Jon Fosse, Melancholia I-II, Det Norske Samlaget, 1995, 1996; La Nave di Teseo editore, Milano, 2023.
La prima edizione italiana è stata pubblicata da Fandango nel 2009.
Era da molti anni, dalla lettura di Auto da fé di Elias Canetti, che un romanzo del XX secolo non mi aveva più rovesciato addosso il senso di smarrimento perdutamente ammirato, l’emozionante, spasmodica tensione di fronte alla grandezza di una scrittura. Qualche settimana fa mi è finalmente successo di nuovo e, lo confesso, inaspettatamente, con Melancholia I-II di Jon Fosse.
Certo, avevo già letto in precedenza Joyce, Musil, Kafka, Giuseppe e i suoi fratelli di Mann. Canetti venne ultimo e da allora magnifiche, talvolta grandi letture ma nulla di paragonabile. Finchè non ho preso in mano questo dittico dello scrittore norvegese, all’incirca a un anno di distanza dalla sua vittoria del Nobel. Alla notizia del premio avevo cominciato a leggere in parallelo anche Settologia, pubblicato oltre venti anni dopo e considerato il suo capolavoro. Ma immediatamente mi ha travolto il modo, che definirei inaudito, in cui Fosse racconta nella prima parte la vicenda dell’arte e della follia del pittore norvegese dell’Ottocento, Lars Hertervig, e poi, nella seconda, il quieto delirio della memoria che svanisce della vecchia sorella Oline, angosciante, duro ma anche lieve e tenerissimo. Ho interrotto Settologia; la riprenderò tra poco.
La motivazione del Nobel afferma che la prosa e le opere di Fosse danno voce all’indicibile. Per il vero non capisco bene cosa i premianti abbiano inteso dire. Penso piuttosto sia indicibile per un lettore, forse anche per un critico, esprimere anche lontanamente cosa si prova leggendo Melancholia.
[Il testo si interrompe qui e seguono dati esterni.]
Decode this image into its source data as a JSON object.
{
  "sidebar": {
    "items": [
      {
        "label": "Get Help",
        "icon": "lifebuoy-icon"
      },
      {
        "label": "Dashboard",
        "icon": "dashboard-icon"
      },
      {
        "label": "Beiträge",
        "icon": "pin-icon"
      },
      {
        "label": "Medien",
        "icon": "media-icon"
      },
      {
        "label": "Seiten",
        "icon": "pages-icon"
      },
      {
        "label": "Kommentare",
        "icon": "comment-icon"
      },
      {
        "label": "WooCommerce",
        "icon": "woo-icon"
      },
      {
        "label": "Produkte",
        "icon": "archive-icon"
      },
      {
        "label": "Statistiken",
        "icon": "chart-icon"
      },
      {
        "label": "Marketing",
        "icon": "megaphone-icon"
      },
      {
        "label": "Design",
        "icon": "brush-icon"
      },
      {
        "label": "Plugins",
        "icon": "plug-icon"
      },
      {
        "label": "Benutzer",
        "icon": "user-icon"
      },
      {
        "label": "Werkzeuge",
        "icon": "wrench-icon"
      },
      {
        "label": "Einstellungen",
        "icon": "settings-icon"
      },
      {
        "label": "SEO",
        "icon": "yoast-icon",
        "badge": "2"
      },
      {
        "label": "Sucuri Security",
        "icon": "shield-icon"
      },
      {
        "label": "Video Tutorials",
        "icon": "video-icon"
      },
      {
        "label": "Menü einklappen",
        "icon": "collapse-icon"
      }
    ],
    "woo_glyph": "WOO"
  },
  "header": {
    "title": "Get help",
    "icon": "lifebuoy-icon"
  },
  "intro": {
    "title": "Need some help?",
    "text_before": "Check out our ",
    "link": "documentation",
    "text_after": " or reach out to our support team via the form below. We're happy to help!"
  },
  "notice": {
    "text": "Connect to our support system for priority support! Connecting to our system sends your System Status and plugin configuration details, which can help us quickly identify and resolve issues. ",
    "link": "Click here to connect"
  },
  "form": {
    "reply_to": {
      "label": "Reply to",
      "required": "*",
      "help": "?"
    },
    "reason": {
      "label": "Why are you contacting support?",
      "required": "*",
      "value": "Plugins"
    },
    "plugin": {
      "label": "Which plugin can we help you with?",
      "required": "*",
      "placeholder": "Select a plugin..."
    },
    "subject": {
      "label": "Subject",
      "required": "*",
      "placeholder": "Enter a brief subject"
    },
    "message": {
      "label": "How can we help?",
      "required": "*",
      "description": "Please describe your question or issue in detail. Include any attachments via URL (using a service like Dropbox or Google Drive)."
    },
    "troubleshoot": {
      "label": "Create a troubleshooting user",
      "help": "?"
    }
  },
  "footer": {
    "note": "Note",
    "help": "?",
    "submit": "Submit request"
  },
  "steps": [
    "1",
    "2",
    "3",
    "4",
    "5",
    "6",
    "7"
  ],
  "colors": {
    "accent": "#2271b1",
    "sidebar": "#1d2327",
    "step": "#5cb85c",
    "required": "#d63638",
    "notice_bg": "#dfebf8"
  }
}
Io comunque critico non sono. Sono un lettore che sente il desiderio stringente di comunicare ad altri lettori l’entusiasmo e la commozione che non mi hanno mai abbandonato, pagina dopo pagina. Mi rendo conto che le poche righe che ancora mi mancano da scrivere non saranno analitiche, avranno una valenza critica pari a zero, si abbandoneranno a un’enfasi sperticata, probabilmente candida, ingenua.
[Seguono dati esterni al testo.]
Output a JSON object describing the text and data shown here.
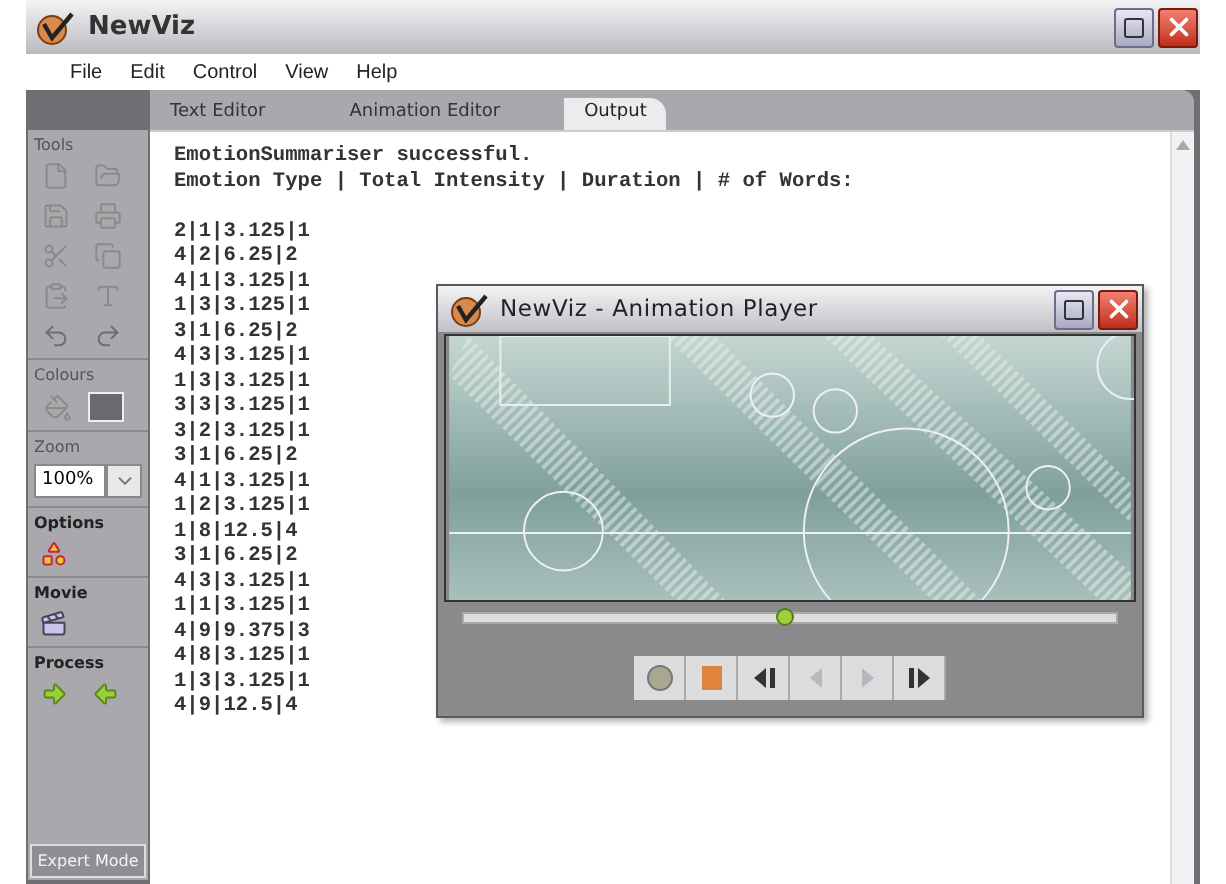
{
  "window": {
    "title": "NewViz"
  },
  "menu": [
    "File",
    "Edit",
    "Control",
    "View",
    "Help"
  ],
  "tabs": [
    {
      "label": "Text Editor",
      "selected": false
    },
    {
      "label": "Animation Editor",
      "selected": false
    },
    {
      "label": "Output",
      "selected": true
    }
  ],
  "sidebar": {
    "sections": [
      {
        "kind": "tools",
        "title": "Tools"
      },
      {
        "kind": "colours",
        "title": "Colours"
      },
      {
        "kind": "zoom",
        "title": "Zoom",
        "value": "100%"
      },
      {
        "kind": "options",
        "title": "Options"
      },
      {
        "kind": "movie",
        "title": "Movie"
      },
      {
        "kind": "process",
        "title": "Process"
      }
    ],
    "expert_button": "Expert Mode"
  },
  "output": {
    "header": [
      "EmotionSummariser successful.",
      "Emotion Type | Total Intensity | Duration | # of Words:"
    ],
    "lines": [
      "2|1|3.125|1",
      "4|2|6.25|2",
      "4|1|3.125|1",
      "1|3|3.125|1",
      "3|1|6.25|2",
      "4|3|3.125|1",
      "1|3|3.125|1",
      "3|3|3.125|1",
      "3|2|3.125|1",
      "3|1|6.25|2",
      "4|1|3.125|1",
      "1|2|3.125|1",
      "1|8|12.5|4",
      "3|1|6.25|2",
      "4|3|3.125|1",
      "1|1|3.125|1",
      "4|9|9.375|3",
      "4|8|3.125|1",
      "1|3|3.125|1",
      "4|9|12.5|4"
    ]
  },
  "player": {
    "title": "NewViz - Animation Player",
    "timeline": {
      "level": 0.49
    },
    "controls": [
      {
        "kind": "record",
        "disabled": false
      },
      {
        "kind": "stop",
        "disabled": false
      },
      {
        "kind": "step-back",
        "disabled": false
      },
      {
        "kind": "prev",
        "disabled": true
      },
      {
        "kind": "next",
        "disabled": true
      },
      {
        "kind": "step-forward",
        "disabled": false
      }
    ]
  }
}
Non racconterò nulla del romanzo, della costruzione del periodo, che nella lingua originale è costruito addirittura musicalmente, ci dice la bravissima traduttrice Cristina Falcinella. Né sulla punteggiatura irrazionale, né sulle ossessive ma sempre sottilmente variate ripetizioni nell’allucinato ininterrotto monologo di Lars Hertervig e in quello altrettanto ininterrotto e sconnesso di Oline, soave però anche quando sta così tanto a lungo seduta sul gabinetto nella casetta esterna, aspettando la morte, desiderata fine dei suoi dolori, e allo stesso tempo aspettando e desiderando che esca dal suo corpo quello che le opprime l’intestino e che non si decide mai a uscire.
Dirò solo del più intenso momento del mio sbalordimento estetico e umano. La parte di Melancholia I nella quale il pittore norvegese è rinchiuso in manicomio e il suo disperato torrenziale vaneggiamento ci soffoca, ci destabilizza profondamente, ci coinvolge in una impotente disperazione (non ci rassegnamo, vorremmo fare qualcosa per lui, spiegargli, aiutarlo!) ha rappresentato per me qualcosa di letterariamente enorme. Di così enorme non avevo letto più nulla dai tempi di Elias Canetti.
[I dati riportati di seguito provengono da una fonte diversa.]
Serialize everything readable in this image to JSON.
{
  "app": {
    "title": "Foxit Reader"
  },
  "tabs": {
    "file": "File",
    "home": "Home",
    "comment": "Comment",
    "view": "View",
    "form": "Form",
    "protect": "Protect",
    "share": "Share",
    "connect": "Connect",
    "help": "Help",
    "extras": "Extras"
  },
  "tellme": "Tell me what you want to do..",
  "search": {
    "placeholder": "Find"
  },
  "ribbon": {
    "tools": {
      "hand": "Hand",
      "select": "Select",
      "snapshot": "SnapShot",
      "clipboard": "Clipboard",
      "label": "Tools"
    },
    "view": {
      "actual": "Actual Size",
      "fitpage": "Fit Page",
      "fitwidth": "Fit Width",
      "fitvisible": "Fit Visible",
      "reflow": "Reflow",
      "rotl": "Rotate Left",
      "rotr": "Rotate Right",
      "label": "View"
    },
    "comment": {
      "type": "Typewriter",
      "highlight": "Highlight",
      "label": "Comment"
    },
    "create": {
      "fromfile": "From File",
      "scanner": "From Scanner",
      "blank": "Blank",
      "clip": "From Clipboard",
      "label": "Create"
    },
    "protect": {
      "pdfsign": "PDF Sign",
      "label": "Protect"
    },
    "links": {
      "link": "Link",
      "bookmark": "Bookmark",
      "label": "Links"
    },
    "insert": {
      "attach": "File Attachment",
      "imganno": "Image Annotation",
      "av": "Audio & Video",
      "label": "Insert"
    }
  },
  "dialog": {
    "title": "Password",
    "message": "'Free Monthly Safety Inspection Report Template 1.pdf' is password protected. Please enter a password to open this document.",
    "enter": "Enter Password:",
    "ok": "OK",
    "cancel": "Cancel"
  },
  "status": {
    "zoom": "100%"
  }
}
PS – Prima di cominciare a scrivere, avevo intenzione di proporre ai lettori un’operazione di quelle, a occhio, culturalmente eleganti, di quelle che costituiscono un possibile tema di discussione nelle chiacchierate con gli amici acculturati. Appena prima di Melancholia avevo letto, dopo Il passeggero di Cormac McCharty, il suo cerebrale prequel Stella Maris, l’ultimo romanzo dello scrittore americano pubblicato nel dicembre 2022. Volevo scrivere un pezzo sulle “due follie”; mi sembrava potesse essere interessante e attraente, appunto elegante. Le due follie comparate, però, avrebbero comportato necessariamente un po’ di analisi, di commento e di interpretazione. E anche in questo caso Melancholia mi ha travolto e ho rinunciato. Spero di tornare tra non molto sulle turbe mentali di Alicia Western.